I SUBTITLED this true story The Would House and you would soon see why. Ah, so soon, you saw why.
I have this friend, so hard to find therefore so precious, who is, almost always, unbelievably on the verge or in the middle of, or just recovering from a breakup. Or a breakdown.
A usually warm and garrulous person, she would fall into a bottomless pit of depression without warning. She would suddenly display a disinterest with her family and her work and would alienate herself from friends and acquaintances. She would camp at my house, and overwhelm everybody in residence with the flood of her tears and sighs and sobs.
What is worse, she would obsess about death and dying. She would monologue on death and dying and would punctuate each reflection with ferocious chomping of things crispy, spicy or vinegary. Then she would give herself pause before embarking on another monologue by gulping down brain-freezing diet soda. Between chomp and gulp, I would look around for ayuda. I would find everyone else conveniently dispersed for miles. Surreptitiously, I would stuff my ears with cotton balls and would contemplate on doing the sweet dying myself if she would not let up with the topic for a nap or so.

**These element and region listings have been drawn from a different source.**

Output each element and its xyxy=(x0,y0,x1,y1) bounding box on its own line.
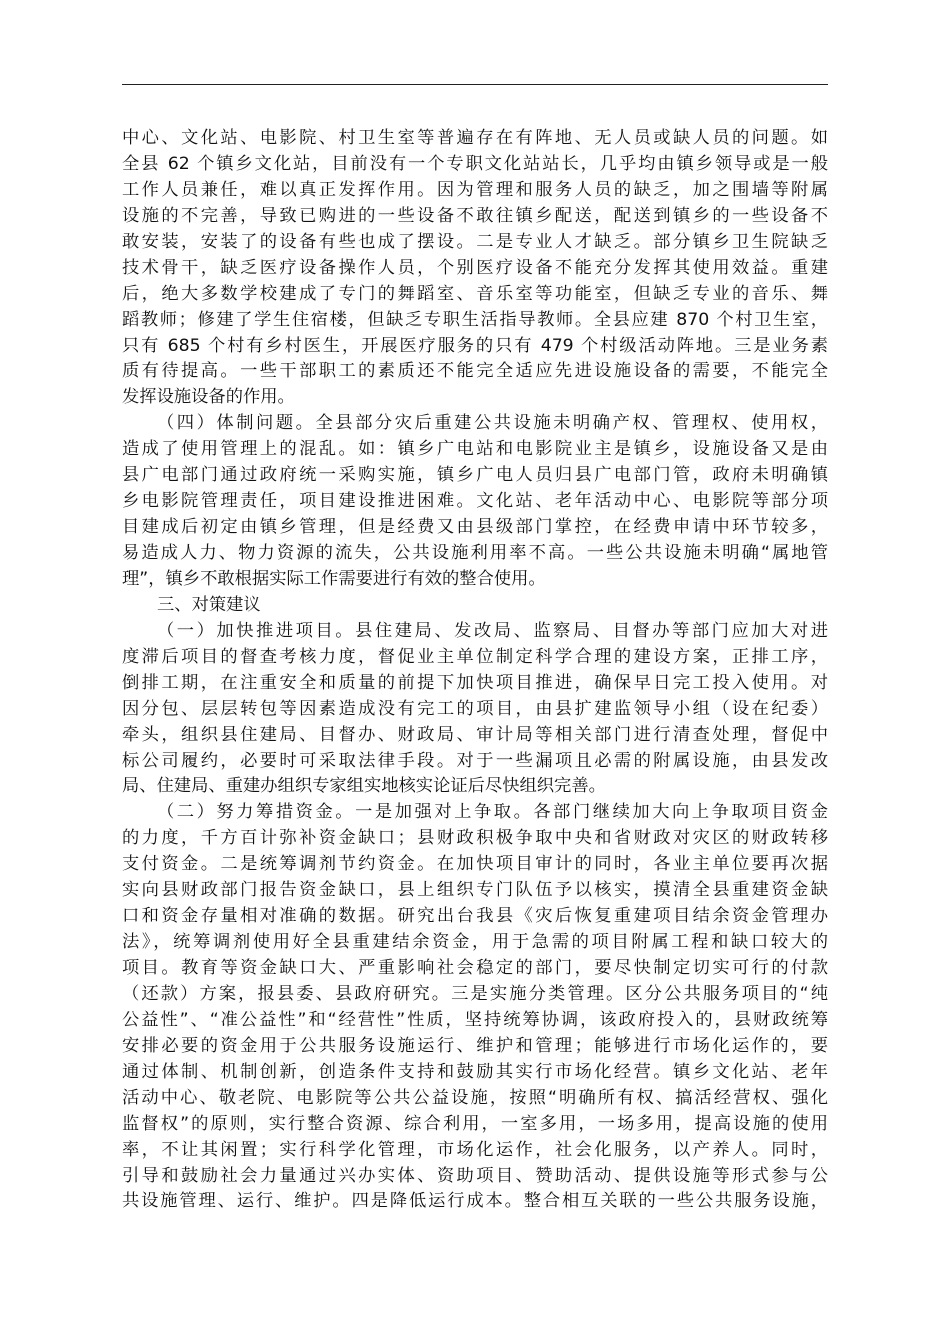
text-line: 目建成后初定由镇乡管理，但是经费又由县级部门掌控，在经费申请中环节较多， xyxy=(122,517,828,538)
text-line: 造成了使用管理上的混乱。如：镇乡广电站和电影院业主是镇乡，设施设备又是由 xyxy=(122,439,828,460)
text-line: 通过体制、机制创新，创造条件支持和鼓励其实行市场化经营。镇乡文化站、老年 xyxy=(122,1061,828,1082)
text-line: 理”，镇乡不敢根据实际工作需要进行有效的整合使用。 xyxy=(122,568,546,589)
text-line: 引导和鼓励社会力量通过兴办实体、资助项目、赞助活动、提供设施等形式参与公 xyxy=(122,1165,828,1186)
text-line: 法》，统筹调剂使用好全县重建结余资金，用于急需的项目附属工程和缺口较大的 xyxy=(122,932,828,953)
text-line: 蹈教师；修建了学生住宿楼，但缺乏专职生活指导教师。全县应建 870 个村卫生室， xyxy=(122,309,828,330)
text-line: 的力度，千方百计弥补资金缺口；县财政积极争取中央和省财政对灾区的财政转移 xyxy=(122,828,828,849)
text-line: 项目。教育等资金缺口大、严重影响社会稳定的部门，要尽快制定切实可行的付款 xyxy=(122,958,828,978)
document-body xyxy=(122,126,828,1215)
text-line: 监督权”的原则，实行整合资源、综合利用，一室多用，一场多用，提高设施的使用 xyxy=(122,1113,828,1134)
text-line: 全县 62 个镇乡文化站，目前没有一个专职文化站站长，几乎均由镇乡领导或是一般 xyxy=(122,153,828,174)
text-line: （一）加快推进项目。县住建局、发改局、监察局、目督办等部门应加大对进 xyxy=(157,620,828,641)
text-line: 敢安装，安装了的设备有些也成了摆设。二是专业人才缺乏。部分镇乡卫生院缺乏 xyxy=(122,231,828,252)
text-line: 只有 685 个村有乡村医生，开展医疗服务的只有 479 个村级活动阵地。三是业务素 xyxy=(122,335,828,356)
text-line: 易造成人力、物力资源的流失，公共设施利用率不高。一些公共设施未明确“属地管 xyxy=(122,543,828,563)
text-line: 支付资金。二是统筹调剂节约资金。在加快项目审计的同时，各业主单位要再次据 xyxy=(122,854,828,875)
text-line: 后，绝大多数学校建成了专门的舞蹈室、音乐室等功能室，但缺乏专业的音乐、舞 xyxy=(122,283,828,304)
header-rule xyxy=(122,84,828,85)
text-line: （二）努力筹措资金。一是加强对上争取。各部门继续加大向上争取项目资金 xyxy=(157,802,828,823)
text-line: 标公司履约，必要时可采取法律手段。对于一些漏项且必需的附属设施，由县发改 xyxy=(122,750,828,771)
text-line: 发挥设施设备的作用。 xyxy=(122,387,295,408)
text-line: 技术骨干，缺乏医疗设备操作人员，个别医疗设备不能充分发挥其使用效益。重建 xyxy=(122,257,828,278)
text-line: 牵头，组织县住建局、目督办、财政局、审计局等相关部门进行清查处理，督促中 xyxy=(122,724,828,745)
text-line: 县广电部门通过政府统一采购实施，镇乡广电人员归县广电部门管，政府未明确镇 xyxy=(122,465,828,486)
text-line: 中心、文化站、电影院、村卫生室等普遍存在有阵地、无人员或缺人员的问题。如 xyxy=(122,128,828,148)
text-line: （四）体制问题。全县部分灾后重建公共设施未明确产权、管理权、使用权， xyxy=(157,413,828,434)
text-line: 安排必要的资金用于公共服务设施运行、维护和管理；能够进行市场化运作的，要 xyxy=(122,1035,828,1056)
text-line: 工作人员兼任，难以真正发挥作用。因为管理和服务人员的缺乏，加之围墙等附属 xyxy=(122,179,828,200)
text-line: 度滞后项目的督查考核力度，督促业主单位制定科学合理的建设方案，正排工序， xyxy=(122,646,828,667)
text-line: 乡电影院管理责任，项目建设推进困难。文化站、老年活动中心、电影院等部分项 xyxy=(122,491,828,512)
text-line: 质有待提高。一些干部职工的素质还不能完全适应先进设施设备的需要，不能完全 xyxy=(122,361,828,382)
text-line: 设施的不完善，导致已购进的一些设备不敢往镇乡配送，配送到镇乡的一些设备不 xyxy=(122,205,828,226)
text-line: 局、住建局、重建办组织专家组实地核实论证后尽快组织完善。 xyxy=(122,776,606,797)
text-line: 率，不让其闲置；实行科学化管理，市场化运作，社会化服务，以产养人。同时， xyxy=(122,1139,828,1160)
text-line: 共设施管理、运行、维护。四是降低运行成本。整合相互关联的一些公共服务设施， xyxy=(122,1191,828,1212)
text-line: 三、对策建议 xyxy=(157,594,261,615)
text-line: 倒排工期，在注重安全和质量的前提下加快项目推进，确保早日完工投入使用。对 xyxy=(122,672,828,693)
text-line: 活动中心、敬老院、电影院等公共公益设施，按照“明确所有权、搞活经营权、强化 xyxy=(122,1087,828,1108)
text-line: 实向县财政部门报告资金缺口，县上组织专门队伍予以核实，摸清全县重建资金缺 xyxy=(122,880,828,901)
text-line: 口和资金存量相对准确的数据。研究出台我县《灾后恢复重建项目结余资金管理办 xyxy=(122,906,828,927)
text-line: 公益性”、“准公益性”和“经营性”性质，坚持统筹协调，该政府投入的，县财政统筹 xyxy=(122,1009,828,1030)
text-line: 因分包、层层转包等因素造成没有完工的项目，由县扩建监领导小组（设在纪委） xyxy=(122,698,828,719)
text-line: （还款）方案，报县委、县政府研究。三是实施分类管理。区分公共服务项目的“纯 xyxy=(122,983,828,1004)
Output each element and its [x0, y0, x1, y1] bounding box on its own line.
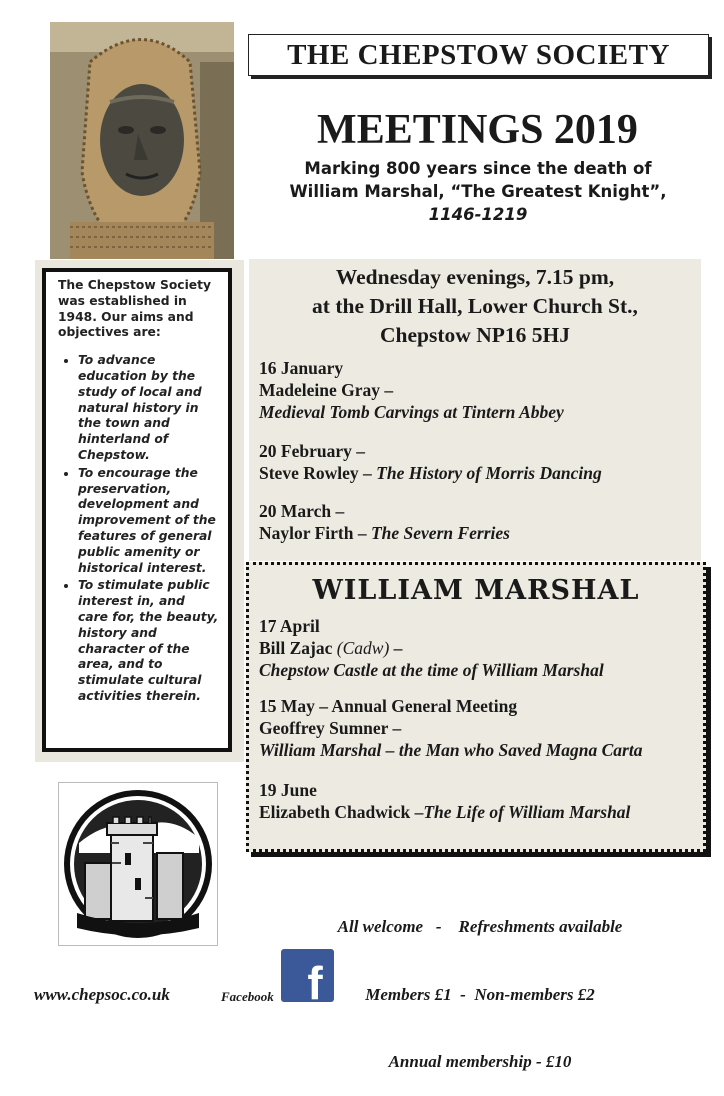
subtitle-line-2: William Marshal, “The Greatest Knight”, [289, 182, 667, 201]
subtitle [240, 157, 716, 226]
william-marshal-section [246, 562, 706, 852]
meeting-topic: Medieval Tomb Carvings at Tintern Abbey [259, 402, 564, 422]
aims-list [58, 353, 219, 705]
meeting-topic: Chepstow Castle at the time of William Marshal [259, 660, 604, 680]
aim-item: • To advance education by the study of local and natural history in the town and hinterland of Chepstow. [78, 353, 219, 464]
meeting-topic: William Marshal – the Man who Saved Magna Carta [259, 740, 643, 760]
speaker-organisation: (Cadw) [336, 638, 390, 658]
subtitle-line-1: Marking 800 years since the death of [304, 159, 652, 178]
venue-line-3: Chepstow NP16 5HJ [380, 323, 570, 347]
aims-intro: The Chepstow Society was established in 1948. Our aims and objectives are: [58, 278, 212, 340]
effigy-photo [50, 22, 234, 259]
meeting-date: 20 March – [259, 501, 345, 521]
meeting-date: 16 January [259, 358, 344, 378]
meeting-date: 20 February – [259, 441, 365, 461]
aim-item: • To stimulate public interest in, and care for, the beauty, history and character of the area, and to stimulate cultural activities therein. [78, 578, 219, 704]
meeting-speaker: Bill Zajac [259, 638, 337, 658]
meeting-date: 19 June [259, 780, 317, 800]
society-logo [58, 782, 218, 946]
meeting-entry [259, 440, 602, 484]
meeting-topic: The History of Morris Dancing [376, 463, 602, 483]
venue-line-1: Wednesday evenings, 7.15 pm, [335, 265, 615, 289]
page-title: MEETINGS 2019 [317, 107, 638, 153]
meeting-entry [259, 357, 564, 423]
venue-line-2: at the Drill Hall, Lower Church St., [312, 294, 638, 318]
section-heading: WILLIAM MARSHAL [312, 575, 640, 606]
subtitle-dates: 1146-1219 [428, 205, 528, 224]
society-name: THE CHEPSTOW SOCIETY [248, 34, 709, 76]
aims-box [42, 268, 232, 752]
meeting-date: 15 May – Annual General Meeting [259, 696, 518, 716]
meeting-topic: The Severn Ferries [370, 523, 510, 543]
website-link[interactable]: www.chepsoc.co.uk [34, 985, 170, 1004]
facebook-label[interactable]: Facebook [221, 989, 274, 1004]
meeting-topic: The Life of William Marshal [423, 802, 631, 822]
meeting-entry [259, 500, 510, 544]
meeting-date: 17 April [259, 616, 320, 636]
meeting-entry [259, 615, 604, 681]
meeting-speaker: Elizabeth Chadwick – [259, 802, 424, 822]
meeting-entry [259, 779, 630, 823]
speaker-dash: – [389, 638, 403, 658]
welcome-line-2: Members £1 - Non-members £2 [365, 984, 595, 1004]
aim-item: • To encourage the preservation, development and improvement of the features of general public amenity or historical interest. [78, 466, 219, 577]
facebook-glyph: f [307, 957, 323, 1002]
facebook-icon[interactable] [281, 949, 334, 1002]
meeting-speaker: Naylor Firth – [259, 523, 371, 543]
meeting-speaker: Steve Rowley – [259, 463, 377, 483]
venue-info [249, 263, 701, 350]
meeting-entry [259, 695, 642, 761]
meetings-panel [249, 259, 701, 561]
welcome-line-1: All welcome - Refreshments available [337, 917, 623, 936]
welcome-line-3: Annual membership - £10 [388, 1052, 572, 1071]
meeting-speaker: Madeleine Gray – [259, 380, 394, 400]
meeting-speaker: Geoffrey Sumner – [259, 718, 402, 738]
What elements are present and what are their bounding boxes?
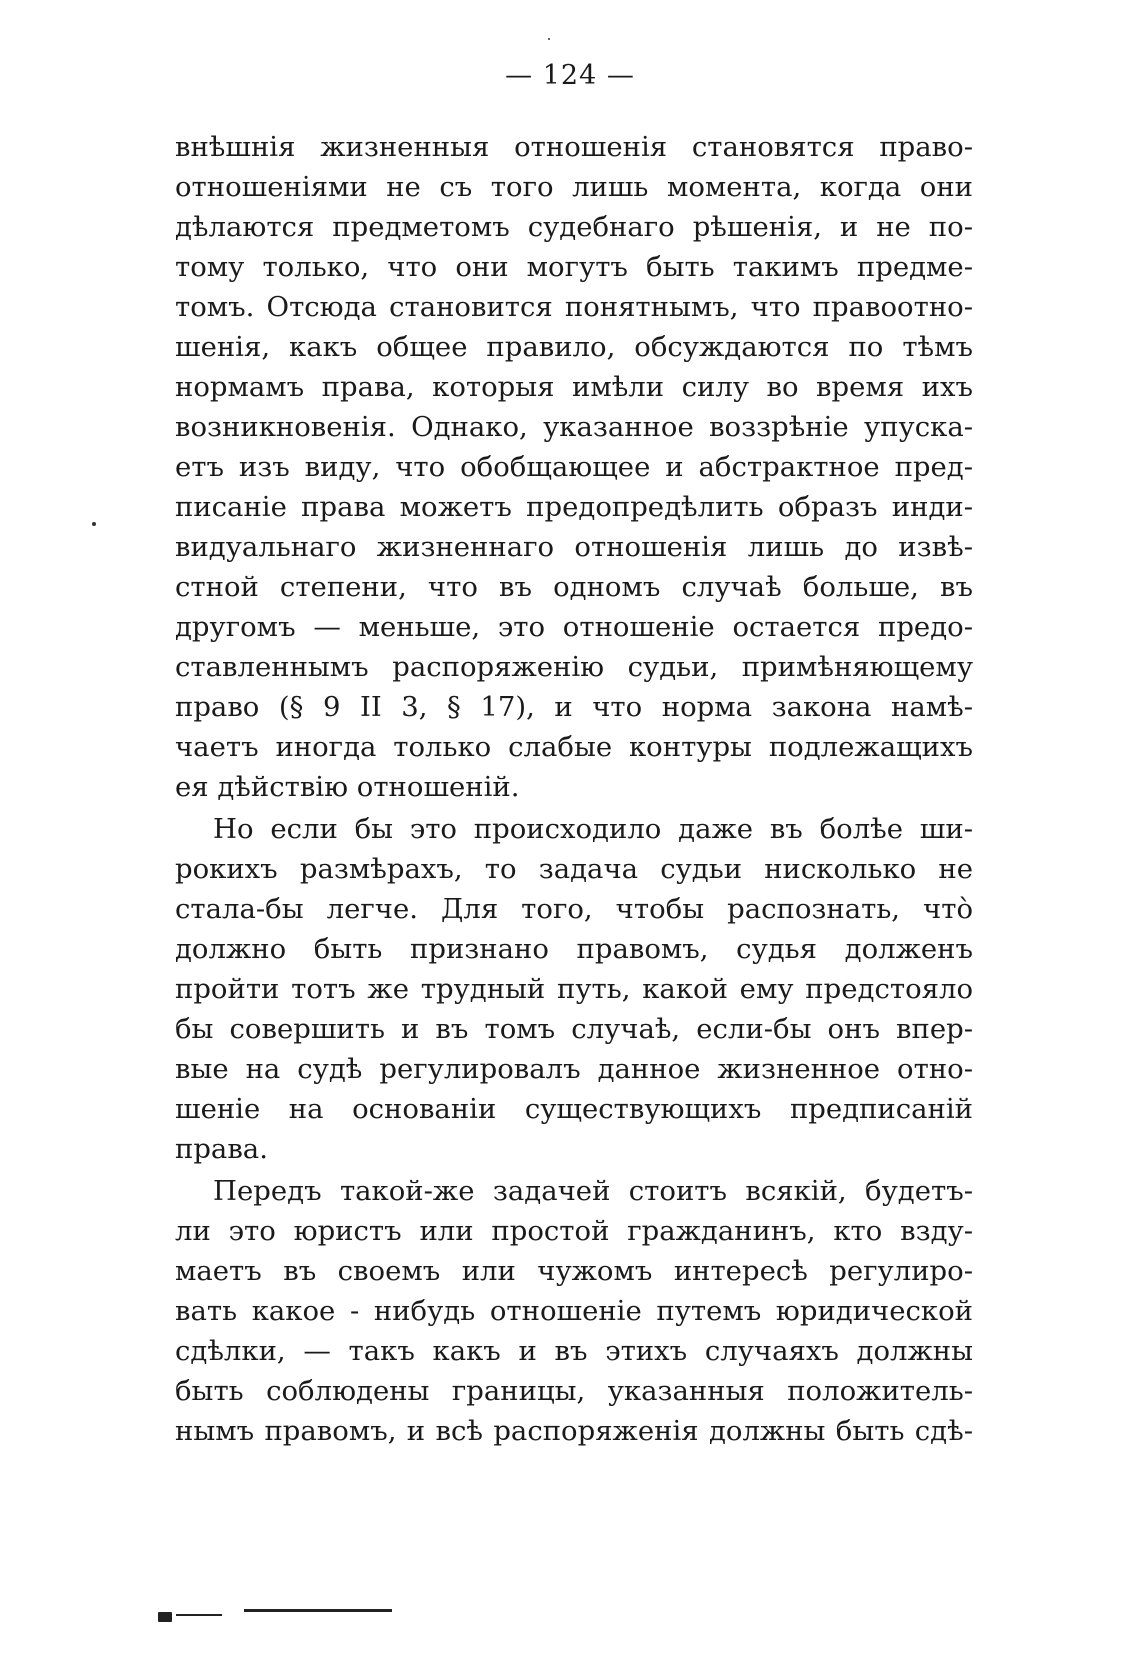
paragraph-3 <box>175 1171 973 1451</box>
text-line: ея дѣйствію отношеній. <box>175 771 520 803</box>
text-line: стала-бы легче. Для того, чтобы распознать, что̀ <box>175 893 973 925</box>
text-line: чаетъ иногда только слабые контуры подлежащихъ <box>175 731 973 763</box>
paragraph-1 <box>175 127 973 807</box>
text-line: вать какое - нибудь отношеніе путемъ юридической <box>175 1295 973 1327</box>
text-line: томъ. Отсюда становится понятнымъ, что правоотно- <box>175 291 973 323</box>
footer-rule <box>158 1612 172 1622</box>
text-line: маетъ въ своемъ или чужомъ интересѣ регулиро- <box>175 1255 973 1287</box>
scan-speck <box>92 522 96 526</box>
text-line: право (§ 9 II 3, § 17), и что норма закона намѣ- <box>175 691 973 723</box>
text-line: вые на судѣ регулировалъ данное жизненное отно- <box>175 1053 973 1085</box>
footer-rule <box>244 1609 392 1612</box>
text-line: ставленнымъ распоряженію судьи, примѣняющему <box>175 651 973 683</box>
text-line: нымъ правомъ, и всѣ распоряженія должны быть сдѣ- <box>175 1415 973 1447</box>
scan-speck <box>548 38 550 40</box>
text-line: бы совершить и въ томъ случаѣ, если-бы онъ впер- <box>175 1013 973 1045</box>
text-line: ли это юристъ или простой гражданинъ, кто взду- <box>175 1215 973 1247</box>
text-line: права. <box>175 1133 268 1165</box>
text-line: внѣшнія жизненныя отношенія становятся право- <box>175 131 973 163</box>
body-text <box>175 127 973 1451</box>
text-line: Передъ такой-же задачей стоитъ всякій, будетъ- <box>213 1175 973 1207</box>
footer-rule <box>176 1614 222 1616</box>
text-line: тому только, что они могутъ быть такимъ предме- <box>175 251 973 283</box>
text-line: должно быть признано правомъ, судья долженъ <box>175 933 973 965</box>
paragraph-2 <box>175 809 973 1169</box>
text-line: сдѣлки, — такъ какъ и въ этихъ случаяхъ должны <box>175 1335 973 1367</box>
text-line: другомъ — меньше, это отношеніе остается предо- <box>175 611 973 643</box>
text-line: шенія, какъ общее правило, обсуждаются по тѣмъ <box>175 331 973 363</box>
text-line: нормамъ права, которыя имѣли силу во время ихъ <box>175 371 973 403</box>
text-line: возникновенія. Однако, указанное воззрѣніе упуска- <box>175 411 973 443</box>
text-line: видуальнаго жизненнаго отношенія лишь до извѣ- <box>175 531 973 563</box>
text-line: быть соблюдены границы, указанныя положитель- <box>175 1375 973 1407</box>
text-line: етъ изъ виду, что обобщающее и абстрактное пред- <box>175 451 973 483</box>
text-line: отношеніями не съ того лишь момента, когда они <box>175 171 973 203</box>
page-number: — 124 — <box>505 60 635 91</box>
text-line: дѣлаются предметомъ судебнаго рѣшенія, и не по- <box>175 211 973 243</box>
text-line: Но если бы это происходило даже въ болѣе ши- <box>213 813 973 845</box>
text-line: рокихъ размѣрахъ, то задача судьи нисколько не <box>175 853 973 885</box>
text-line: писаніе права можетъ предопредѣлить образъ инди- <box>175 491 973 523</box>
text-line: шеніе на основаніи существующихъ предписаній <box>175 1093 973 1125</box>
text-line: пройти тотъ же трудный путь, какой ему предстояло <box>175 973 973 1005</box>
text-line: стной степени, что въ одномъ случаѣ больше, въ <box>175 571 973 603</box>
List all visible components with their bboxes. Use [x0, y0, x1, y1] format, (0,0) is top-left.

“She must be crazy!” you say? I say “She definitely is not.” If she were, I would be as crazy, maybe even more because she were. For we share the same air and space almost every night and every day, and only one or the other’s assignment part our ways. She audits; I write. She pokes officially and tries to pick up stories tucked behind suspicious numbers; I poke unbidden into untold stories tucked inside men, women and children. And their pets.
Sadly, the usual causes of her breakdowns are the men from whom she breaks away. Sadder still, some of the guys do not even deserve the breakup. When she begins to feel the guy is prepping himself to propose a more definite commitment, she would feel cornered. And feeling cornered would ignite the fiery temper which we both have in common. She is my best friend after all.
She would attack the guy from all points. Not physically, of course. She’s cute and pint-sized. A normal-sized guy can lift her up on her toes just by holding both her wrists in his one masculine grip.
She would attack him with minor details to end things between them. It beats telling the truth, that she is not into the relationship anymore.
She would tell the boyfriend: You are a messy eater! You shower me with cheese and crumbs when you talk or laugh with huge pizza bits still in your mouth. Or she would say: you embarrass me with your clothes or hair style. My goodness! Stop sewing patches on your pants and please shampoo down the stiff hair! Or: I do not like the way you spend your money. You spend it too little. Or: you give it away lavishly! Or: You spend it on everybody but not on me.
And for the more intelligent ones: We need time apart. Things are getting too serious. In fact, if it gets any more serious, it would be the ICU or the morgue for me next. Or she would say: Things are moving too fast. In fact, if things get any faster, we would be needing stronger brakes than the soles of our feet. Or: things are moving too slow. In fact, if it gets any slower, my pet turtle would be leading us on a string rather than the other way around.
She would come up with the dumbest and the most ridiculous reasons to end a relationship that has flailed. And she would cry and go gaga over the fact that the guys were so dumb and ridiculously stupid not to have seen through her screen.
I would brush her hair. I would smooth the furrows on her forehead. I would dry her tears with wet wipes. But no! I would not wipe, even for her, the snoot from her nose. Andi met la a! I would pat, even massage her bent shoulders. But no! I would not sing, even for her, Adele’s Someone Like You!
I would replenish her dwindling stack of food and soda. I would even remove the cotton balls from my ears for a moment or two. I would force my retreating feet to backup forward. And I would sit my numbness unto the seat beside her which she would pat invitingly but with so much sorrow. Why the contrariness?
Sica met. Alingoanan mo la amo. Ciguro, ta alingoanan ko met lawari. What are best friends for?